Print journalism needs a revolution to avoid a slow death: micro-payments are the way forward
But it will only work with industry-wide collaboration
When did you last buy a newspaper? I’ve no idea when I did. It was certainly before this year and then will have been the local weekly; I haven’t bought a national paper in years – why would you? I do subscribe to a hard-copy weekly magazine (which also brings with it online access to their articles), but that’s a different thing
I’m not alone. In the last ten years, The Times has lost 27% of its circulation and is comfortably the best performer. The Mail is down 44%, The Telegraph 53%, The Guardian 54%, The Sun 58% and The Mirror’s circulation is down by some 64%. Between them, the daily circulation of those seven titles has dropped from 8.4m to 4.0m. Buying newspapers is very much a minority pursuit.
It’s not all bad news for them (as opposed to in them). Some 18% of UK adults were getting news from the Mail either on the web or in paper form, with 11% doing so from the Sun and the same number from the Guardian: figures way in excess of their paper-only circulations. Unfortunately, those internet platforms are free access so their income streams are restricted to the associated advertising. I’d also guess that readers’ interactions with news websites is a lot briefer than it is (or was) with the paper versions.
What to do? Some papers have tried to combat the decline in direct sales by restricting internet access and introducing online subscriptions and the Times and Sunday Times might well have made it work.
Even so, subscriptions are a cumbersome solution: fine for those who would have bought the same paper every day but not for the casual reader. I think the industry could do a lot better with the willpower and the imagination.
What if, rather than everything being either free-to-read or paywalled but for subscriptions, it was possible to buy articles on a case-by-case basis, for a few pence each?
Obviously, those who wanted to subscribe to a particular publication could do so and get unlimited access but people who just wanted the odd one now and again could get it without (1) committing to a contract, and (2) paying a lot, relatively speaking.
Further, what if it was possible to access these articles with a single account, a single password and a single monthly bill? Wouldn’t that be far more attractive to readers than a whole host of different systems?
There’s no reason why it shouldn’t be possible. Many industries work collaboratively across firms in order to provide win-win solutions. The music industry does so with royalties; the finance industry does so with (for example) how you can use just about any ATM to withdraw from your account at any bank. Why not have an industry-wide gateway to journalistic content, which keeps a track of what people read and distributes their fees to the respective outlets?

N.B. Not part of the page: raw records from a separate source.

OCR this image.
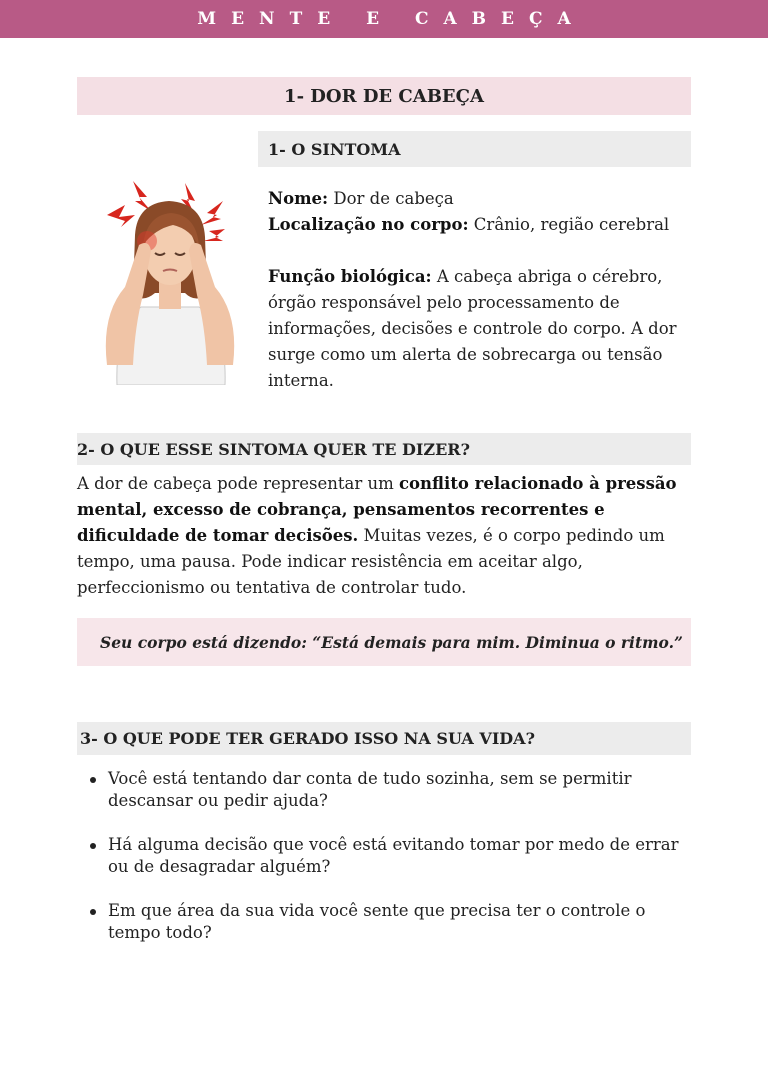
MENTE E CABEÇA
1- DOR DE CABEÇA
1- O SINTOMA

Nome: Dor de cabeça

Localização no corpo: Crânio, região cerebral

Função biológica: A cabeça abriga o cérebro, órgão responsável pelo processamento de informações, decisões e controle do corpo. A dor surge como um alerta de sobrecarga ou tensão interna.

2- O QUE ESSE SINTOMA QUER TE DIZER?

A dor de cabeça pode representar um conflito relacionado à pressão mental, excesso de cobrança, pensamentos recorrentes e dificuldade de tomar decisões. Muitas vezes, é o corpo pedindo um tempo, uma pausa. Pode indicar resistência em aceitar algo, perfeccionismo ou tentativa de controlar tudo.

Seu corpo está dizendo: “Está demais para mim. Diminua o ritmo.”
3- O QUE PODE TER GERADO ISSO NA SUA VIDA?
Você está tentando dar conta de tudo sozinha, sem se permitir descansar ou pedir ajuda?
Há alguma decisão que você está evitando tomar por medo de errar ou de desagradar alguém?
Em que área da sua vida você sente que precisa ter o controle o tempo todo?
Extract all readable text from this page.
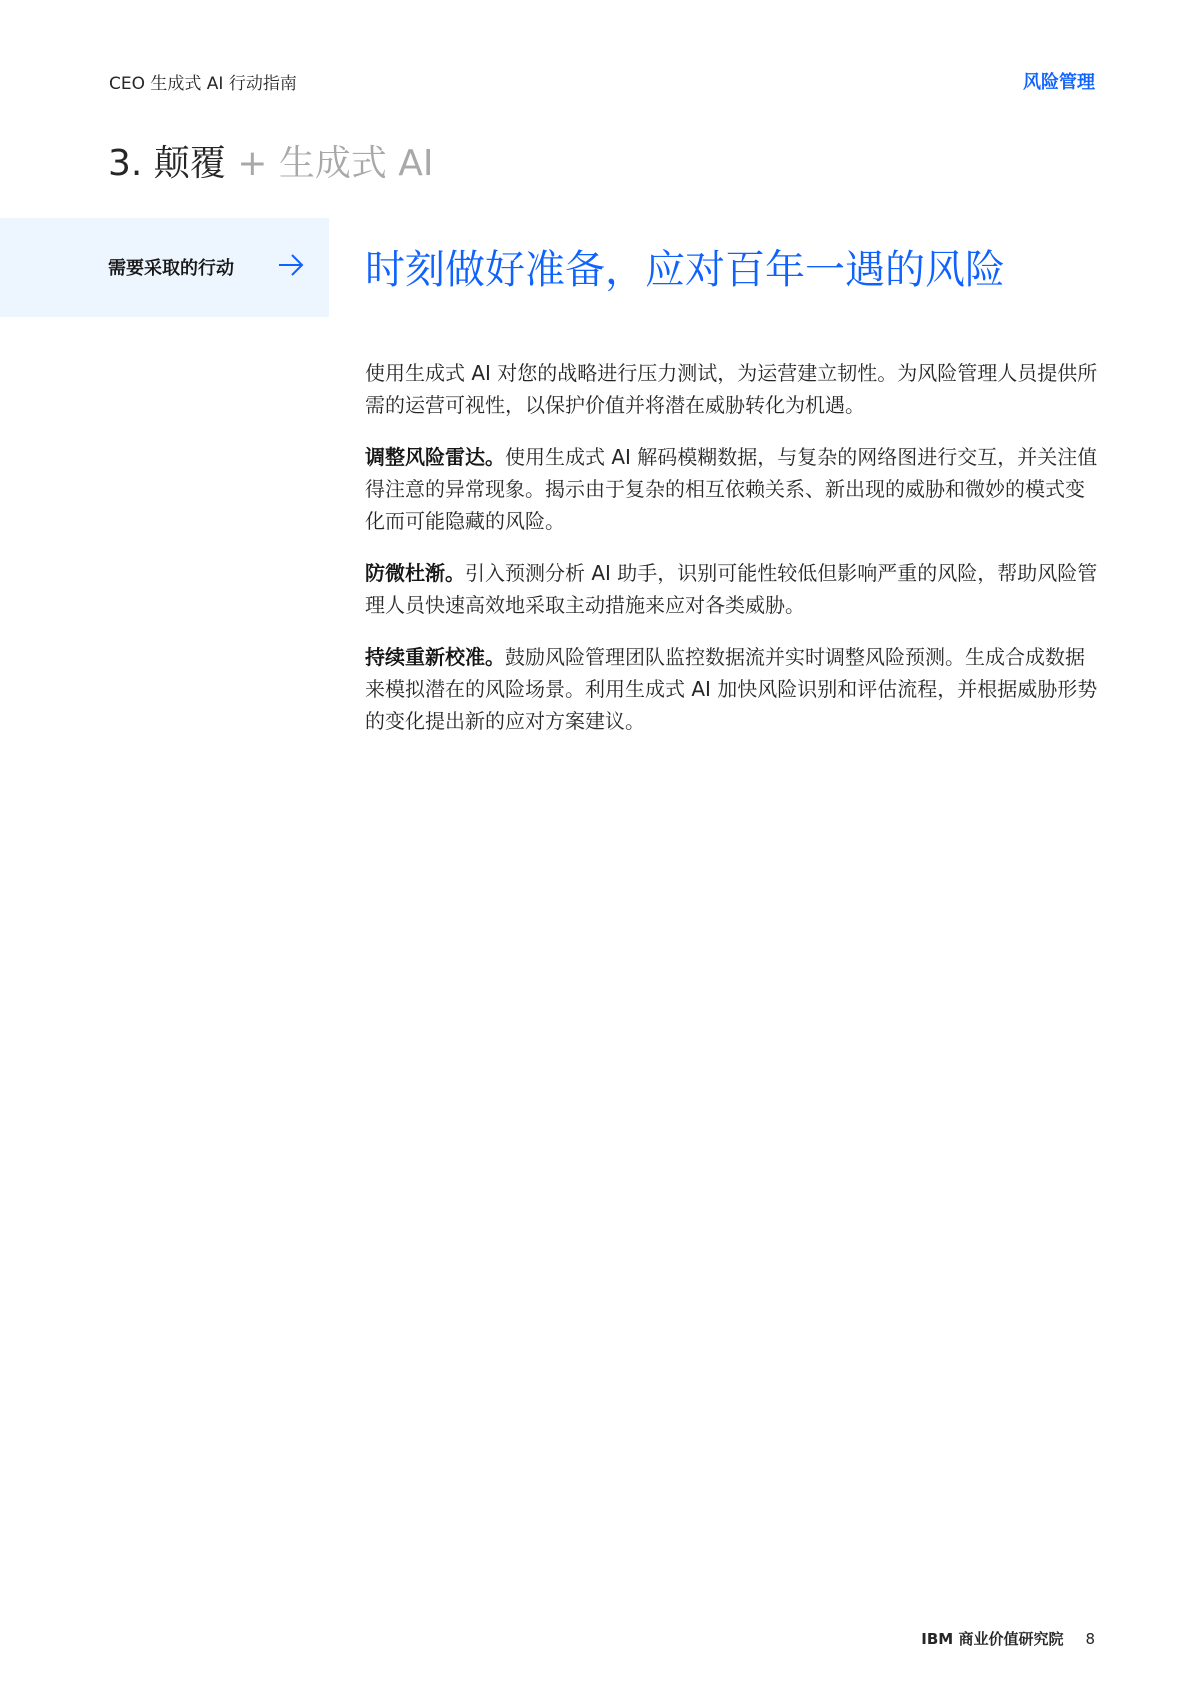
CEO 生成式 AI 行动指南	风险管理
3. 颠覆 + 生成式 AI
需要采取的行动	时刻做好准备，应对百年一遇的风险

使用生成式 AI 对您的战略进行压力测试，为运营建立韧性。为风险管理人员提供所需的运营可视性，以保护价值并将潜在威胁转化为机遇。

调整风险雷达。使用生成式 AI 解码模糊数据，与复杂的网络图进行交互，并关注值得注意的异常现象。揭示由于复杂的相互依赖关系、新出现的威胁和微妙的模式变化而可能隐藏的风险。

防微杜渐。引入预测分析 AI 助手，识别可能性较低但影响严重的风险，帮助风险管理人员快速高效地采取主动措施来应对各类威胁。

持续重新校准。鼓励风险管理团队监控数据流并实时调整风险预测。生成合成数据来模拟潜在的风险场景。利用生成式 AI 加快风险识别和评估流程，并根据威胁形势的变化提出新的应对方案建议。

IBM 商业价值研究院 8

What is clear is that the current model is barely sustainable, if at all. People want news, analysis and reports but don’t have to pay for it – which is a problem as quality journalism costs money and as income streams decline (the classified as market is probably now lost forever), costs are being cut. That not only means there’s not likely to be the same amount of quality journalism (or indeed the same quality), but that stories that should be reported won’t be. The media can take too seriously its role in holding those in power to account – it is not a regulator, never mind an official opposition – but a vibrant press does play a vital part all the same.
It can have that future but will find it far easier if it works together. Micro-payments per article is my suggestion as to how it might do so but if not that, it will need to deliver on some other vision of life after newspapers.